Now what if we wanted to go the other way, from decimal to binary? I this next example, we’re going to take a decimal fraction and find it’s binary equivalent. This time we’re going to use 9.125_{10} and again deal with the left-hand side of the radix point first.

### Calculating the Whole Number Part

Step one is to find the highest factor of 2 that will fit into the integer part of our number.

If we look through the different binary number columns above we can see that the highest factor that fits would be 8 (or 2^{3}) so we put a 1 in the 8’s column and subtract the value of that column (8_{10}) from our original number (9_{10}) and make a note of the reminder (1_{10}).

We then look at the 4’s column and see if that fits into our remainder. It doesn’t, so we put a 0 in that column.

We then look at the 2’s column and again the value of that column (2_{10}) doesn’t fit into our remainder (1_{10}) so again we put a 0 in that column. Finally we check the 1’s column.

With the 1’s column, the value of the column (1_{10}) does actually fit into our reminder (1_{10}) so we put a 1 in that column and again subtract the value of the column (1_{10}) from our remainder (1_{10}) to get a new remainder (0_{10}).
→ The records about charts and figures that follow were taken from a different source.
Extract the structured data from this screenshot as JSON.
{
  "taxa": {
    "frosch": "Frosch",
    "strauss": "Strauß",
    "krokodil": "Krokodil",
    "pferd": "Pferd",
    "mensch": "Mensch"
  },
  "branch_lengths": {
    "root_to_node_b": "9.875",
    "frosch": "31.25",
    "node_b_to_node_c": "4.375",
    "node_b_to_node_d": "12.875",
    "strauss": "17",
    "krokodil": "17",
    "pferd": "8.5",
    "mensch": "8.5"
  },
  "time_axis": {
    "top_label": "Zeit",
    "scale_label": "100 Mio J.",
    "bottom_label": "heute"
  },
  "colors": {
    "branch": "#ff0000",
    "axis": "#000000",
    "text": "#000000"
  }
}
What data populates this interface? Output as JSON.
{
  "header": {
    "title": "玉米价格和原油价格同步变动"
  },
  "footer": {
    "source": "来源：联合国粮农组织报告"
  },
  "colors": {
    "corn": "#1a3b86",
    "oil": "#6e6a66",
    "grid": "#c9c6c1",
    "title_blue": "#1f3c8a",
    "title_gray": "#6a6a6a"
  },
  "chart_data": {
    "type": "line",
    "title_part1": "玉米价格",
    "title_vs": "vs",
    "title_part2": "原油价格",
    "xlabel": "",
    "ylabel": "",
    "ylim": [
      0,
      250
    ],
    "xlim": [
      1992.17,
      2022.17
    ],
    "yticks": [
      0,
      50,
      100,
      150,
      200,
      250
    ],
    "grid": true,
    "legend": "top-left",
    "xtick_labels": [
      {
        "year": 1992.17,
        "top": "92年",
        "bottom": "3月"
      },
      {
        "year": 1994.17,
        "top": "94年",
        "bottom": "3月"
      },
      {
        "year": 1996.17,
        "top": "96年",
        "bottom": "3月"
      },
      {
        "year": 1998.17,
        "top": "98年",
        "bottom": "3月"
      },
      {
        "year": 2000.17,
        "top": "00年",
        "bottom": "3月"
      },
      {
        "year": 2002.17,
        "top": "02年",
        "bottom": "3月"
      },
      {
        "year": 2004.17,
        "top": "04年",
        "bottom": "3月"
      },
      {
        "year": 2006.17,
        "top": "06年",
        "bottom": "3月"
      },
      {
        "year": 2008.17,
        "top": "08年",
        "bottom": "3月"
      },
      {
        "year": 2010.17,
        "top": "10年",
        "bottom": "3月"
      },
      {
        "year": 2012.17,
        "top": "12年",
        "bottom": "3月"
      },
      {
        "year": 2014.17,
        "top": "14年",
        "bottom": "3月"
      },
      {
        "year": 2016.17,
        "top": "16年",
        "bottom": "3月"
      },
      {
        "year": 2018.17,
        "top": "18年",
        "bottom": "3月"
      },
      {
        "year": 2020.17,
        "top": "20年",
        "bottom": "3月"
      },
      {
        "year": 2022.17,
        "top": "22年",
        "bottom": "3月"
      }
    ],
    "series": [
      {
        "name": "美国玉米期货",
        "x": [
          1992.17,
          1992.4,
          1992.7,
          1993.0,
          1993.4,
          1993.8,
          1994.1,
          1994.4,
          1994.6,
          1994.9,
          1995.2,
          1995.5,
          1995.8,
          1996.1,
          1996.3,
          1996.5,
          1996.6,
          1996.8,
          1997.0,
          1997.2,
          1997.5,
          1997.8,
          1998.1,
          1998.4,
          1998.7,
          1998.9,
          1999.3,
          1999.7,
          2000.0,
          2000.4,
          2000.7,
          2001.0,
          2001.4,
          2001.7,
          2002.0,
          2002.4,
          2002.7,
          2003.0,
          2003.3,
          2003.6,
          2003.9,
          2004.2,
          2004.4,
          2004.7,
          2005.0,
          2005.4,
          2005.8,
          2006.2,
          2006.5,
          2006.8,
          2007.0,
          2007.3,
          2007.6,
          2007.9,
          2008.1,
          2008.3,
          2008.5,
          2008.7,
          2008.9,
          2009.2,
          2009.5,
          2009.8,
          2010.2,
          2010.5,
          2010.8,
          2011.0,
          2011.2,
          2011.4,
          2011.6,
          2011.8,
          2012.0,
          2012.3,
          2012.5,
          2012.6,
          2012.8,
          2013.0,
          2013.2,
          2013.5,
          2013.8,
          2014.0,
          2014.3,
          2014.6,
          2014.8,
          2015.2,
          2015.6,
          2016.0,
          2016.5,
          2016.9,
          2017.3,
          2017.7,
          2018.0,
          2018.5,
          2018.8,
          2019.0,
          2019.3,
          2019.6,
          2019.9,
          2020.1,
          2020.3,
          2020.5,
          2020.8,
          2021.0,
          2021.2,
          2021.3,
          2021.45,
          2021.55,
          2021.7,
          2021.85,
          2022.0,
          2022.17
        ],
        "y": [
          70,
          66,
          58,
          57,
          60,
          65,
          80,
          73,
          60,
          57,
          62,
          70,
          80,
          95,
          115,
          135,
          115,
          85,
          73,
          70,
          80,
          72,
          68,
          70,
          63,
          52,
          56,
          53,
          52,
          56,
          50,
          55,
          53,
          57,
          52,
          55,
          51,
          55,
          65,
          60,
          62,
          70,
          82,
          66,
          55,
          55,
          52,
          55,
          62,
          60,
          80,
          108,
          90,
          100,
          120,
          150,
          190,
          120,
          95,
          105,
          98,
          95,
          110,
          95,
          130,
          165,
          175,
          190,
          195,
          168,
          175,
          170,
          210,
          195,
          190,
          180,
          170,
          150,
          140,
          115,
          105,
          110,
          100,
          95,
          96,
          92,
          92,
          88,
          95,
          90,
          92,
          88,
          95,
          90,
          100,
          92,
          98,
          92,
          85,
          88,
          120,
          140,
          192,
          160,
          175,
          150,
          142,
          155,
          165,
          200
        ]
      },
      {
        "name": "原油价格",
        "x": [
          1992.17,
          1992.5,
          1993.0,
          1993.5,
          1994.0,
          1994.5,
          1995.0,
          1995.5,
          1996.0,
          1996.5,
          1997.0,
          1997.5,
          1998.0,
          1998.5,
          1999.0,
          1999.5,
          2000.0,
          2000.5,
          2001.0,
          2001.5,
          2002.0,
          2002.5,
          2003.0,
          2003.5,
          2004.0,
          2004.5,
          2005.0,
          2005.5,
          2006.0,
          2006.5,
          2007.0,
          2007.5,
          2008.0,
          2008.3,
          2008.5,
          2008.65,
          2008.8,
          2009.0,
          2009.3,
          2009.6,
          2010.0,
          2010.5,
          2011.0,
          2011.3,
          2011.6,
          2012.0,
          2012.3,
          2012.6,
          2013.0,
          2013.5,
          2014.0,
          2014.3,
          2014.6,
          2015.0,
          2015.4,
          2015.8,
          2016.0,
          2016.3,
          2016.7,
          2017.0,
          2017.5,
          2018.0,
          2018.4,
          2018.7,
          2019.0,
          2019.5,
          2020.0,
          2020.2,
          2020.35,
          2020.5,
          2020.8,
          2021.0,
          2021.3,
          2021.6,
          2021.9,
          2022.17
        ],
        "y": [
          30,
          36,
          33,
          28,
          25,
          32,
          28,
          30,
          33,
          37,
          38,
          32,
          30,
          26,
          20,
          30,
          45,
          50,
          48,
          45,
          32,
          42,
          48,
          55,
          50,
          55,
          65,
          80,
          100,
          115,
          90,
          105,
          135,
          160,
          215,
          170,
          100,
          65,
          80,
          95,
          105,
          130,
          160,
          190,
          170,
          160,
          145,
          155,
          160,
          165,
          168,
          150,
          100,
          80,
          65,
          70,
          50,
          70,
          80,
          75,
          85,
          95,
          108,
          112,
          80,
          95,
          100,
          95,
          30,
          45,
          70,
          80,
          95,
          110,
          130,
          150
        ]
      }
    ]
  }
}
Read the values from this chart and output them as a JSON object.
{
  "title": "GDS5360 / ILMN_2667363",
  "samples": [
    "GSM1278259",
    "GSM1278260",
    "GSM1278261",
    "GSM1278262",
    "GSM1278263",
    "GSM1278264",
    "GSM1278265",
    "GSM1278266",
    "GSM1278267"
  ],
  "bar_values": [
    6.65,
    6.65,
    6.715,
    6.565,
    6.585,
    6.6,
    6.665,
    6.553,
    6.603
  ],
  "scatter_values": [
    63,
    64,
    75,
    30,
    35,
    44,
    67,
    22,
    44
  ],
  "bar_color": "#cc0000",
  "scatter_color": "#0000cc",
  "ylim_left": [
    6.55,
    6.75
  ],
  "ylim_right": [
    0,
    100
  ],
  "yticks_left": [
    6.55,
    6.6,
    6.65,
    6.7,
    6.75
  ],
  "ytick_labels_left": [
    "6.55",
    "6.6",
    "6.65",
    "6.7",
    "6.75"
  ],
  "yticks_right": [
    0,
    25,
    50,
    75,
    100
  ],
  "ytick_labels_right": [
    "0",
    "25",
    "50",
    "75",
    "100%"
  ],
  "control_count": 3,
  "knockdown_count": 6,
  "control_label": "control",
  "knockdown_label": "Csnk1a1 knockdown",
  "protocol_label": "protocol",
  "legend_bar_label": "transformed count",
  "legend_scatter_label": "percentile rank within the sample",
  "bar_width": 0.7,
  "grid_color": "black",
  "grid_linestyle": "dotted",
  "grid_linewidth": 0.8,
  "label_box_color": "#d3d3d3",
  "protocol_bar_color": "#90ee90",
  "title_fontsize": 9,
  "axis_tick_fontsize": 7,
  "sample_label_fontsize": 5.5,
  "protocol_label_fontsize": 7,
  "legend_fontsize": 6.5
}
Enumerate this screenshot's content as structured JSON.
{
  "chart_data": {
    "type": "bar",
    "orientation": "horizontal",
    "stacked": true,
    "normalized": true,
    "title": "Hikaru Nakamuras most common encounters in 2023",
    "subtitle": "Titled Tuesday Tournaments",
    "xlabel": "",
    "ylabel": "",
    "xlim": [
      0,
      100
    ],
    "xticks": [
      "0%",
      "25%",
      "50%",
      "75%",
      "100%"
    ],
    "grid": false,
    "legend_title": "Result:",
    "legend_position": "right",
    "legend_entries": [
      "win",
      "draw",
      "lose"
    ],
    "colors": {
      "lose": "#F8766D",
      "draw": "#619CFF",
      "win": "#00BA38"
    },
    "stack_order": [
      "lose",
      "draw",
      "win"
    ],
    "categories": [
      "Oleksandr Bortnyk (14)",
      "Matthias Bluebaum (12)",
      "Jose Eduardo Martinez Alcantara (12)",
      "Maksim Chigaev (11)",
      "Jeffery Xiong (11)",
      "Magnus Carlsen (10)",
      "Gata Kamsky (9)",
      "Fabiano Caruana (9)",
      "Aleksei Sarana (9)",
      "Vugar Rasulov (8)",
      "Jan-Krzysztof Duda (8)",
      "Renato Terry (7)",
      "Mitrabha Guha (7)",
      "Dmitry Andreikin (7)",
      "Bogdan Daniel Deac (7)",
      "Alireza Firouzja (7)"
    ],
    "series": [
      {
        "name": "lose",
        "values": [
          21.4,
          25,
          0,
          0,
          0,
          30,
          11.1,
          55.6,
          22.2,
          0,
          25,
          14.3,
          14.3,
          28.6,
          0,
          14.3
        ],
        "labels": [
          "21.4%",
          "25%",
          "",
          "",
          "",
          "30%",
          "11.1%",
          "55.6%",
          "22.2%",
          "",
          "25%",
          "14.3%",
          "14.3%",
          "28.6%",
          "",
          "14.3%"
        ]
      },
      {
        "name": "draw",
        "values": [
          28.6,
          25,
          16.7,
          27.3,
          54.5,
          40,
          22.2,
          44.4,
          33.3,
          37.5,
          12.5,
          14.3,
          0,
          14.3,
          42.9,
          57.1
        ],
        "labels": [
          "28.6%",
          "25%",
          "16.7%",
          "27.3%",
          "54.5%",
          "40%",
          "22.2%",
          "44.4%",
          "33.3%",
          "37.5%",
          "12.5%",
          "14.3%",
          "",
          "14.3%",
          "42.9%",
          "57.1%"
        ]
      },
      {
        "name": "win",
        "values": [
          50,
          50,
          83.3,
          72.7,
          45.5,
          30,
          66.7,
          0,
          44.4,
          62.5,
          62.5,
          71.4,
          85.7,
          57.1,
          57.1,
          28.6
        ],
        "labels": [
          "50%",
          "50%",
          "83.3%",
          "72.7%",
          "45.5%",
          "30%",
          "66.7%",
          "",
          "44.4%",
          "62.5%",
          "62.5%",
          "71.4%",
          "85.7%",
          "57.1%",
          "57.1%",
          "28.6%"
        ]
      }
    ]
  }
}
This time we have a remainder of 0 so at this point we are done.

With that we have:

9_{10} = (1 * 8) + (0 * 4) + (0 * 2) + (1 * 1) = 1001_{2}

or alternatively

9_{10} = (1 * 2^{3}) + (0 * 2^{2}) + (0 * 2^{1}) + (1 * 2^{0}) = 1001_{2}

### Calculating the Fractional Part

Next we need to deal with the fractional part of our decimal number (which as a reminder is 0.125).

Again, there is a simple step-by-step method for performing the conversion.

To begin with we take the decimal fraction and multiply it by two (i.e. 2_{10} * 0.125_{10} = 0.250_{10}). We then take the whole number part of the result as the first binary digit after the radix point. In this case it is 0 so we’ve got as far as 0.125_{10} = 0.0?_{2}

Next we disregard the whole number part of the previous result (i.e. ignore the 0 before the radix point) and multiply the result by two again.

The whole number part of this new result is the second digit after the radix point (i.e. 2_{10} * 0.250_{10} = 0.50_{10}).

In this case, the whole number part is again a 0 so we’ve now got as far as 0.125_{10} = 0.00?_{2}

Again, disregarding the whole number part of the result and again multiply by 2 (i.e. 2_{10} * 0.50_{10} = 1.0_{10}).

Again we take the whole number part, this time as the value of the third digit after the radix point. In this case the whole number part is a 1 so we have now got to 0.125_{10} = 0.001?_{2}

Again we drop the whole number part but as the fractional part we have left is 0. As we have nothing left we are done.

This leaves us with our final representation; 0.125_{10} is exactly equivalent to 0.001_{2}.

Now that we have extracted both the integer part of our original number and the fractional part we can finally combine them on either side of the radix point:

9.125_{10} = 1001.001_{2}

## Infinite Fractions

Whilst binary and decimal fractions both work on the same principles, each has their own problems when it comes to representing numbers accurately with a given number of digits.

In both cases there are certain numbers that will always result in something called a rounding error, where the number can’t be represented exactly and the nearest number has to be used instead.

For example, decimal notation has a problem representing the fraction ⅓ accurately. ⅓ in decimal is actually 0.3333 infinitely recurring (i.e. the 3’s continue forever after the decimal point).

When we represent ⅓ in decimal using a fixed number of decimal places we therefore get a rounding error, the representation of ⅓ is never completely accurate.

Similar situations occur with binary. If you try and represent a fraction where the denominator (the bit below the line in the fraction) is not a power of 2 you will also get a rounding errors with a given number of digits.

This is the case when we take most finite decimal fractions, i.e. fractions that can be accurately represented in decimal such as 1/10, and try to express them as binary fractions. Instead of being a finite fraction as it is in decimal fractions such as 1/10 are infinitely recurring when expressed as binary.

Watch out for this when you use binary fractions in your programs.